Wolovitz has clearly looked at the work of three British painters – the luscious colorist Howard Hodgkin, and the rich impastoers Leon Kossoff and Frank Auerbach- but she is consciously rougher and a more resolute abstractionist than any of those…Her paintings suggest things and events we sense around us, atmospherically and physically, but have never precisely seen.

Vivian Wolovitz is an American abstract painter and printmaker whose work is deeply connected to the landscape and natural world. Over her extensive career, Wolovitz has exhibited in numerous group and solo shows throughout the US and abroad. Her earliest affiliations were with Marion Locks and Jessica Berwind galleries in Philadelphia. In 1990 she joined Stephen Haller Gallery in New York City where she had two solo shows and participated in more than ten group shows. More recently, she joined Projects Gallery with two solo shows. Wolovitz has shown in private galleries in Philadelpha, New York, Toronto, Miami, and Memphis and public venues including Baltimore Museum of Art, the Museum of Fine and Performing Arts in Nagoya Japan, Delaware Center for the Contemporary Arts, Philadelphia Print Center, University of Delaware, Maryland Institute, Fairfield University, University of Pennsylvania, Phila Art Alliance, and US Information Agency.

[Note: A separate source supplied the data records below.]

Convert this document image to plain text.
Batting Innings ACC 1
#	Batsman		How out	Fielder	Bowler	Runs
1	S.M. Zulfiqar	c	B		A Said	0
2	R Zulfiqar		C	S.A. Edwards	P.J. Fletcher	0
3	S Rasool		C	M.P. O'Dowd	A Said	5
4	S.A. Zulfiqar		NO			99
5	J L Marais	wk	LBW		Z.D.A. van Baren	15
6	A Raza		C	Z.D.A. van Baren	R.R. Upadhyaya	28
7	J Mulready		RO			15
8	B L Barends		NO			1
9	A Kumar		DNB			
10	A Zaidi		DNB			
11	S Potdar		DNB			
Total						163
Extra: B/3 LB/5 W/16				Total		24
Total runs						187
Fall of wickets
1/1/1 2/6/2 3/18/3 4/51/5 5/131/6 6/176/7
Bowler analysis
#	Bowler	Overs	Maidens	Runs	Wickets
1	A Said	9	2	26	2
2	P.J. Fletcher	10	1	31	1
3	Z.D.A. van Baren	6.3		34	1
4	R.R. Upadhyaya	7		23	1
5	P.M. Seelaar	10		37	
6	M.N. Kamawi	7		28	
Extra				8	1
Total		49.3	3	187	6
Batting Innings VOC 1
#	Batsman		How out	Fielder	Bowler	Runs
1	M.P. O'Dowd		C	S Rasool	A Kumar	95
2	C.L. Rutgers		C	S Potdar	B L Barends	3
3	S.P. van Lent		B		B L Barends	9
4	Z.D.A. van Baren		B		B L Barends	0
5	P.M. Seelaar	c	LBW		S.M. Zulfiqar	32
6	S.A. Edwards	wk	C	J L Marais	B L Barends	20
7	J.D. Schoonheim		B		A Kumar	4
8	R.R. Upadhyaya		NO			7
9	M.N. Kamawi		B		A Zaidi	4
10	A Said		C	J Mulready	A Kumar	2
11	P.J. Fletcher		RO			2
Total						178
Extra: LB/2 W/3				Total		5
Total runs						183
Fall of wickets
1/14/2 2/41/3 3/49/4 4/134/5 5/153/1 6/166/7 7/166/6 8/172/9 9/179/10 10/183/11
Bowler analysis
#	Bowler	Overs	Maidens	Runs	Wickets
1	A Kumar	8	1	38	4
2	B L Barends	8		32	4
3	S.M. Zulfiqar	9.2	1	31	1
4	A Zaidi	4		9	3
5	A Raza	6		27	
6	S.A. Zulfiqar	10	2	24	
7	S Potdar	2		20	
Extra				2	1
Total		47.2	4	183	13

Artist residencies include Lefkada, on the coast of the Ionian sea in Greece, and Bulgaria where she was invited to participate in a two week residency in the town of Balchik on the Black Sea.

She was Professor of Fine Arts at Moore College of Art from 1980-2010 and served as Chair of 2D Fine Arts Department for four years.

Studio Image

Wolovitz’s paintings are characterized by their luminous and atmospheric qualities, achieved through multiple layers of oil paint. She employs techniques such as scoring and scraping to reveal underlying depths, creating complex and textured surfaces that reflect her deep engagement with process and chance. The fields and woods that surround her home in Pennsylvania are an endless source of reference. She moves back and forth between abstraction and figuration, a difficult intersection that comes together in paintings of the terrain, ambiguous spaces, light and dark, branches and trees, and pure abstractions with no recognizable imagery. The mood might suggest a natural event like a hurricane or flood, and a sense that something has happened or is about to happen. What ties it all together is her deep intuitive connection to materials and their ability to physically convey an immediate emotional experience.

Wolovitz’s prints are small scale, intimate etchings and monoprints with figurative and invented iconographic elements. She uses intricate crosshatching to create subtle tonal shifts and finely drawn lines to delineate shapes and figures which emerge from light and dark grounds.